Just as unionism’s incessant demonizing of Sinn Féin helped the latter party consolidate support at the SDLP’s expense in the past, so has the vilification of Alliance – and manner in which it has been handled – helped shift some SDLP voters out of their traditional voting camp.

In the other direction, Eastwood’s party has been squeezed further by a Sinn Féin buoyed by its popularity in the Republic and renewed sense of urgency in planning for constitutional change amidst a post-Brexit era defined by continuing upheaval and uncertainty.

Yet the role played by the SDLP in our politics remains invaluable, not least for those genuinely interested in attaining the objective of a united Ireland.

The SDLP’s success in securing the election of Pat Catney in Lagan Valley in 2017 illustrated the party’s ability to attract support across the communal divide to wrestle a seat otherwise destined for the DUP in a manner that remains simply beyond Sinn Féin.

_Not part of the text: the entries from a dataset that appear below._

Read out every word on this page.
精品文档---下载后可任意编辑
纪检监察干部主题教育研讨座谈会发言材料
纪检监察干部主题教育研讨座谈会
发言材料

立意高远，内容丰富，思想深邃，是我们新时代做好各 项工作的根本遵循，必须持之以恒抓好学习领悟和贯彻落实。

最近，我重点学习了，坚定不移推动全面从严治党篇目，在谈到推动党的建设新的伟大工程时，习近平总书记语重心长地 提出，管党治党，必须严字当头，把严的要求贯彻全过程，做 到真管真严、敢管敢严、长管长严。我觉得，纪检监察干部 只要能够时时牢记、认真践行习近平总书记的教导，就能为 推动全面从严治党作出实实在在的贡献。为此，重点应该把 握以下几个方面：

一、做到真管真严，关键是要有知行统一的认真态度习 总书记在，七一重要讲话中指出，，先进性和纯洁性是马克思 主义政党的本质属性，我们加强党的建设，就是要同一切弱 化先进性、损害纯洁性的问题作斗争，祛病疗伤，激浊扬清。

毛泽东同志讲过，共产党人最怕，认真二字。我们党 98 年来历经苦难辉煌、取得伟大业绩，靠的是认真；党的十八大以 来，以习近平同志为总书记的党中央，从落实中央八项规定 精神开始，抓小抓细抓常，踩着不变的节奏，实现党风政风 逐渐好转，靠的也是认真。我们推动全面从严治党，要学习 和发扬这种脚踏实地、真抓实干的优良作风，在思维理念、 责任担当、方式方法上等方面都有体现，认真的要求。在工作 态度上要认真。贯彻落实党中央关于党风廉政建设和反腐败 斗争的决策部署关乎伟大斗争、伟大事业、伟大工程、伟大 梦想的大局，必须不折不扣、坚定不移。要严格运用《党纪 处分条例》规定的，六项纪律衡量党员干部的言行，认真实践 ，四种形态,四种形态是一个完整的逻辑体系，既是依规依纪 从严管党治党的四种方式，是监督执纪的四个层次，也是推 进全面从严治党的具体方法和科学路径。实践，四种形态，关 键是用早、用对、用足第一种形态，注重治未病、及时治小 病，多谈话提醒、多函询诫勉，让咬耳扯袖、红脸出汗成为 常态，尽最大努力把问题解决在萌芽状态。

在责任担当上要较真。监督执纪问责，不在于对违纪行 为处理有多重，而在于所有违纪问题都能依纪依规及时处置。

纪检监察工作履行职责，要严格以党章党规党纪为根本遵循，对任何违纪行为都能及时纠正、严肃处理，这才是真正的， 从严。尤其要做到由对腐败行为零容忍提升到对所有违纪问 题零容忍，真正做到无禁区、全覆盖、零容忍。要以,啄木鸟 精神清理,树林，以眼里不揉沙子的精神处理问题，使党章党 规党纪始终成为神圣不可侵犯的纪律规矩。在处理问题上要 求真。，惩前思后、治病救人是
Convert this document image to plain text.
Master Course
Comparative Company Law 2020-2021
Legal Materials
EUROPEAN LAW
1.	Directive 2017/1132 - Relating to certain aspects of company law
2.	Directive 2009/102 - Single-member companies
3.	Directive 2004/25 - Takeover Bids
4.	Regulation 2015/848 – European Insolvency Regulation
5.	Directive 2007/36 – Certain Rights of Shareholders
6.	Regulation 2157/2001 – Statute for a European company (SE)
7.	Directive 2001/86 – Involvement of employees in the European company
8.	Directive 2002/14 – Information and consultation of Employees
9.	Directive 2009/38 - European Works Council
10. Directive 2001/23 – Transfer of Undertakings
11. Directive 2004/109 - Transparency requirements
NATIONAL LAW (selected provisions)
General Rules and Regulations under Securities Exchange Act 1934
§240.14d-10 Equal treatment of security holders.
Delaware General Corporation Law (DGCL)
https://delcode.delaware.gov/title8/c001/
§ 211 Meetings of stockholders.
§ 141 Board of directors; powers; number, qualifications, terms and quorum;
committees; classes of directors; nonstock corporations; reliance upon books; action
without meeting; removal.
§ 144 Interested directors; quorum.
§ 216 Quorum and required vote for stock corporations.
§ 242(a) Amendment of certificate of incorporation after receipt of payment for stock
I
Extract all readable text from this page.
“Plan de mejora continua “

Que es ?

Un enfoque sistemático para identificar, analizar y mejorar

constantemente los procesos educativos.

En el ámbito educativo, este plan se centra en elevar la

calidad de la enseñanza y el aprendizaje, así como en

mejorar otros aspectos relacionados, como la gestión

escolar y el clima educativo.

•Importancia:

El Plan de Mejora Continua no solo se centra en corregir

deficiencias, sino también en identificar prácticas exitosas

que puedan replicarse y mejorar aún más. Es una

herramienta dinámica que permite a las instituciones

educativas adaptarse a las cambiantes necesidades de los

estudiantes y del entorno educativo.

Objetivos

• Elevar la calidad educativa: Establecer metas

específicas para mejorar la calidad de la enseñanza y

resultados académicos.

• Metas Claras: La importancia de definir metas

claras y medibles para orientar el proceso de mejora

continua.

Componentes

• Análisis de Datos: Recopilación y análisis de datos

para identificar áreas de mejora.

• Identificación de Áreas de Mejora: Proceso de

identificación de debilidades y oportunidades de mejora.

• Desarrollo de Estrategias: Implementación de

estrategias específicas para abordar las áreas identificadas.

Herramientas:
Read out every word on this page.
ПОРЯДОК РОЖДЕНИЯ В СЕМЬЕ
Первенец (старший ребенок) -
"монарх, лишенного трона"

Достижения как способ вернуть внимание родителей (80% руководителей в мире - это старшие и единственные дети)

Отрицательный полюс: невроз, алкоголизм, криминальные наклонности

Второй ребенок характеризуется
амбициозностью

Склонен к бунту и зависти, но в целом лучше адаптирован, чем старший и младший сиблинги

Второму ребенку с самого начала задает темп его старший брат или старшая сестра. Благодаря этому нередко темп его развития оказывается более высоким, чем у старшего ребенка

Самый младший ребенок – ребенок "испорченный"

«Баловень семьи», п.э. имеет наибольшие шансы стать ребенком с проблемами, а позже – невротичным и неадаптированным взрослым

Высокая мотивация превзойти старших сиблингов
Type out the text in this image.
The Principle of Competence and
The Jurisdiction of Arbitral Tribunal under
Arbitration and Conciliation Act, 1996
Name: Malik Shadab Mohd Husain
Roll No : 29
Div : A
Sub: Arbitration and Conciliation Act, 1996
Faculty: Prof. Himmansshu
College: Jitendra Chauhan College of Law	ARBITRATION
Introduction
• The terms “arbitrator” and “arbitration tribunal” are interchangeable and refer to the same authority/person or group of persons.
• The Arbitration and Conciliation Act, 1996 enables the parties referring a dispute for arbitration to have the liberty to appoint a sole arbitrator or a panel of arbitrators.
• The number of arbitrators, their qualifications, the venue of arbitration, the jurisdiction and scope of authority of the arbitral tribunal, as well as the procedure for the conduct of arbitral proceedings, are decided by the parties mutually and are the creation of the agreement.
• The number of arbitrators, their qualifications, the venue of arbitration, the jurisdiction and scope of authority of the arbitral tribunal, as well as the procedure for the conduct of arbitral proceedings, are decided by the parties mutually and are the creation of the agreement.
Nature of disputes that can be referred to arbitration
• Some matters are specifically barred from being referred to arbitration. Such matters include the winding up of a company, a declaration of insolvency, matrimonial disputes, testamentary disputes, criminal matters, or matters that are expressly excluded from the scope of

In next week’s contest, nationalist voters know that only SDLP candidates stand a chance of getting elected in Strangford, where the very impressive Conor Houston is on the ballot paper, and in Lagan Valley, as the effervescent Catney seeks to retain his seat in the face of unionist challengers, including a TUV candidate.

In South Antrim, hopes for returning a second nationalist seat to compliment the seat destined to be won by Sinn Féin’s Declan Kearney rest on SDLP’s Roisin Lynch. Helping both candidates get across the line could prove crucial to Sinn Féin securing the First Minister’s seat.

Similarly, with John O’Dowd almost certain to be elected, the contest in Upper Bann for the final seat could be between whoever is left standing between Sinn Féin’s Liam Mackle and SDLP’s Dolores Kelly versus the DUP’s Diane Dodds.

In the past, many Sinn Féin voters have refused to transfer beyond party candidates whilst SDLP voters have also been reluctant to transfer to Sinn Féin. A failure to improve transfer rates between the two parties in this election would actively promote the prospect of DUP and even TUV candidates securing election in many constituencies.

For voters weary of the DUP’s antagonistic politics and determined to provide a response to unionist leaders’ continuing refusal to indicate a willingness to serve in an Executive led by a nationalist First Minister, transferring votes effectively between the two nationalist parties – and on to other progressive parties – will prove decisive to giving them the answer their words and actions warrant.